Thursday, May 26, 2016

Having it both ways

The Lusher Charter School board could have just accepted the results of a petition drive with the support of 60 percent of its teachers and chosen to recognize them a bargaining unit. Instead, they opted to force an NLRB administered election.

Some of you may recall that way back in 2009, some of us were pushing for the Employee Free Choice Act. This legislation would have, among other things, ended the unfair advantage held my management in setting the terms under which a union is formed. You can read more about that here. But President Obama and the Democrats who held large majorities in congress at the time sold out labor yet again and failed to advance EFCA. And so here we are.

Which is why the Lusher board was able to declare itself "neutral" and state that it would not countenance administrative coercion of teachers while simultaneously ensuring that such coercion would inevitably occur. Which it did.
The National Labor Relations Act prohibits employers from interfering with their employees' right to unionize. That includes limiting the extent to which employers may coerce workers or poll them on how they plan to vote.

But six members of the United Teachers of Lusher spread fistfuls of anti-union letters and postcards onto a coffee house table Saturday. Some came to their homes; they have received emails and calls at their personal addresses and numbers as well, they said.
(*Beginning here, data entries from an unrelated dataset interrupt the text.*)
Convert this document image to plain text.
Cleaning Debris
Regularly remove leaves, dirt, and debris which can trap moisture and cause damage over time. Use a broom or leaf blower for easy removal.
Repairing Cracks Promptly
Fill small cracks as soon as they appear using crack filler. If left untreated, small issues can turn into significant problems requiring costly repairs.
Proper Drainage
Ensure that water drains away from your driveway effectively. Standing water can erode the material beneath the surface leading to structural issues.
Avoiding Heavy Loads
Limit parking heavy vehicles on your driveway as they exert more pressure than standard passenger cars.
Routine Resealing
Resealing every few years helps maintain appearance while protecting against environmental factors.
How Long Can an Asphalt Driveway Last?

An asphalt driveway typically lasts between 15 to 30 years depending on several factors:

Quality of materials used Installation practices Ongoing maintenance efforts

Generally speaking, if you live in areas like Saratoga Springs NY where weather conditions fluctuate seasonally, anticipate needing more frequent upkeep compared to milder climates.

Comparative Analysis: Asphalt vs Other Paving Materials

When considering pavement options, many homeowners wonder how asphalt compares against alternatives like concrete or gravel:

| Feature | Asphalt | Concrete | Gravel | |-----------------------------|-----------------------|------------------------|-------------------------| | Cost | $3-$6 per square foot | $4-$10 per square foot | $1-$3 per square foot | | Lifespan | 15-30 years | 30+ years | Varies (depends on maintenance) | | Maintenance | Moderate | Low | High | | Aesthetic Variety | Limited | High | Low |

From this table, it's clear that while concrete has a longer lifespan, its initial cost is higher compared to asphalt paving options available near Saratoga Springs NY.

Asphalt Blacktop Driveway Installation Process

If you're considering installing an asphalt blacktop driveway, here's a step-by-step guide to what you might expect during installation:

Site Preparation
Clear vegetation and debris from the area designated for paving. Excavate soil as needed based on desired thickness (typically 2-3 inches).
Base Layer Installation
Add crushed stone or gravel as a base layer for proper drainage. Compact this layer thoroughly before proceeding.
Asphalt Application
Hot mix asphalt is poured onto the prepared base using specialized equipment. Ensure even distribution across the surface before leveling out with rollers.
One letter was signed by the organization's six top leaders, including Riedlinger and all three principals. Several came from the director of a competing, dues-based teacher support group. Some were anonymous, giving the return address of a mailbox and shipping center on Magazine Street, but spoke of "our" community and school, using Lusher's colors, logo and school principles.

The pressure came in person as well, said high school teachers Terry Marek, Beth Rota, Julie Sanders and Jerome White, and second-grade teachers Gigi Boesch and Bonnie Bowler. They said Riedlinger had pulled teachers into her office and asked them to vote no. Administrators stood up at faculty meetings and said they personally felt a union would be bad for Lusher, they said.

It's hard to go against what your boss says, Rota said: "It's intimidating, it's not comfortable and it's not fair."
The Lusher board and administration took full advantage of an NLRB process they knew would be weighted in their favor.  And then today they're turning around and saying the whole thing is illegitimate anyway. Just in case anybody gets any ideas about complaining.

In an effort to stave off any future attempts by teachers to unionize, Lusher Charter School administrators on Tuesday fired off an appeal of a recent ruling that the National Labor Relations Board has the right to oversee union elections at the Uptown school.
Meanwhile, an effort by International High School of New Orleans teachers to unionize has been decried by leaders at that school, who also have questioned the federal agency’s jurisdiction and have criticized the union in emails to teachers.

Lusher attorneys on Tuesday filed a request for review with the national office of the National Labor Relations Board, challenging a regional director’s decision that the agency has the right to oversee union elections at the school.

International High, which also was found to be under the agency’s jurisdiction, has not yet decided whether to file its own appeal.

The dogged resistance to union organizing showcases the divide between unions and charter schools in New Orleans. Only two charters in the city — Benjamin Franklin High School and Morris Jeff Community School — have approved teachers unions thus far.
This issue isn't going away. It's only going to become more important as the state run Recovery School District turns oversight of local charters back over to the Orleans Parish School Board.  By the way, do we know who is running for OSPB seats this year, yet?